As to whether a policy process is necessary to define "Authenticated Requestor", as outlined in the material put out by the IRT for public comment, I do not know if the staff summary is available but I would certainly expect it will be before Mumbai.  My recollection is there were comments in support of a policy process and other comments saying it was not necessary, including of course by the GAC, but at least one registrar agreed no policy process was necessary.   In this regard, I think it would be better to revise the slide to state "the Policy process anticipated by the IRT" rather than saying "the anticipated Policy process" as if this were a Council official position.

Again, I am not certain of being up to date on the above topics. Wish you well in facilitating the discussion with the GAC.  I will not be in Mumbai but will be participating remotely.

Thank you,
Anne

Anne Aikman-Scalese
GNSO Councilor
NomCom Non-Voting 2022-2026


On Wed, Feb 18, 2026 at 8:14 AM farzaneh badii <farzaneh.badii@gmail.com> wrote:
Hi Ashley,

The practitioner group is putting all sorts of questions together, I wonder if we should pose those during our meeting. Another thing is as Anne and I have been consistently saying, we need to know which protocols law enforcement use to authenticate their emails and what policies they have for requesting disclosure. I just don't know if we should put those questions forward. 

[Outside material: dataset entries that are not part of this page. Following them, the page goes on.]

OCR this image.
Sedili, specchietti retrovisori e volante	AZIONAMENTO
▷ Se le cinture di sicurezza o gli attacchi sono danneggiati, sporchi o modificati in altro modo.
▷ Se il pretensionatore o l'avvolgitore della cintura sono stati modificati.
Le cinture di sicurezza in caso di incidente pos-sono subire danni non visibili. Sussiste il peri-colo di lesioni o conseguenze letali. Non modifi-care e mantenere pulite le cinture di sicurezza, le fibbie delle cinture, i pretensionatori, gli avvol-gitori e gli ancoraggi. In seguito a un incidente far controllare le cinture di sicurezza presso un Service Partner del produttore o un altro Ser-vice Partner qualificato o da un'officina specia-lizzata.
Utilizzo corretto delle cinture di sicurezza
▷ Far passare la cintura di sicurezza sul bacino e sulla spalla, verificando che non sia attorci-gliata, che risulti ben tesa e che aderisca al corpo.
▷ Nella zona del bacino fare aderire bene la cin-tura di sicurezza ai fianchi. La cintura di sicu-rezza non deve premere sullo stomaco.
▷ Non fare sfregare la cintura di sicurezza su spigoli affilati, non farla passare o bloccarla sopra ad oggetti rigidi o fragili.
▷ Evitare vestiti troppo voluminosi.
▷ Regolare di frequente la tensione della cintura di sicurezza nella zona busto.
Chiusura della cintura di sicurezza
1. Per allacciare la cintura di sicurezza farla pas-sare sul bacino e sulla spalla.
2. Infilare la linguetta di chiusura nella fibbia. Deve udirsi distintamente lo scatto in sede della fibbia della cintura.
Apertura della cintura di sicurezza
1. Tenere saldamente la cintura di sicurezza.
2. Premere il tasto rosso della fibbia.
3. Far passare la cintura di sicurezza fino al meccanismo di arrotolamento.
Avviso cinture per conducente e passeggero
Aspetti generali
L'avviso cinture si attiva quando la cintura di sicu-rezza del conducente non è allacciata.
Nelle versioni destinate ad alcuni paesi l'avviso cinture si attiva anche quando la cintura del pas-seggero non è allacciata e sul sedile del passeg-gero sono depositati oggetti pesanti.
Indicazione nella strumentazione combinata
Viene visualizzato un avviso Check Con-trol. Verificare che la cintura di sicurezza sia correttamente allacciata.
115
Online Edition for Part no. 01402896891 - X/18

I'd like to discuss more about GAC opinion that urgent request should not go through  a round of policy and understand them better but I don't know if the council wants to pose that question. 

Farzaneh 


On Tue, Feb 17, 2026 at 2:54 PM aheineman@godaddy.com <aheineman@godaddy.com> wrote:

Hi guys.  I volunteered to be the spokesperson for the Urgent Request/LEA discussion with the GAC in Mumbai.   Below is the start of talking points from Seb, even thought this will largely be a GAC lead.  That being said, since you guys participate on the LEA group, could you kindly let me know if you think there is anything we should proactively add or question during the dialogue?  Thanks in advance!

 

  • Urgent Request/LEA Agencies
    • TOPIC LEAD - Ashley Heineman
    • The GNSO expects the GAC/PSWG to lead this discussion.
    • The Practice Group had a question over jurisdiction [get question from Lawrence, Farzaneh or Anne who were there... I was too but frankly I don't remember]
    • We acknowledge the agreed need for discretion over this topic in public/on the mic and understand the limited disclosures PSWG will be able to offer on the topic.
    • We nevertheless hope to be able to get enough of an understanding to be able to, for example, assess the anticipated Policy work to frame the outcomes.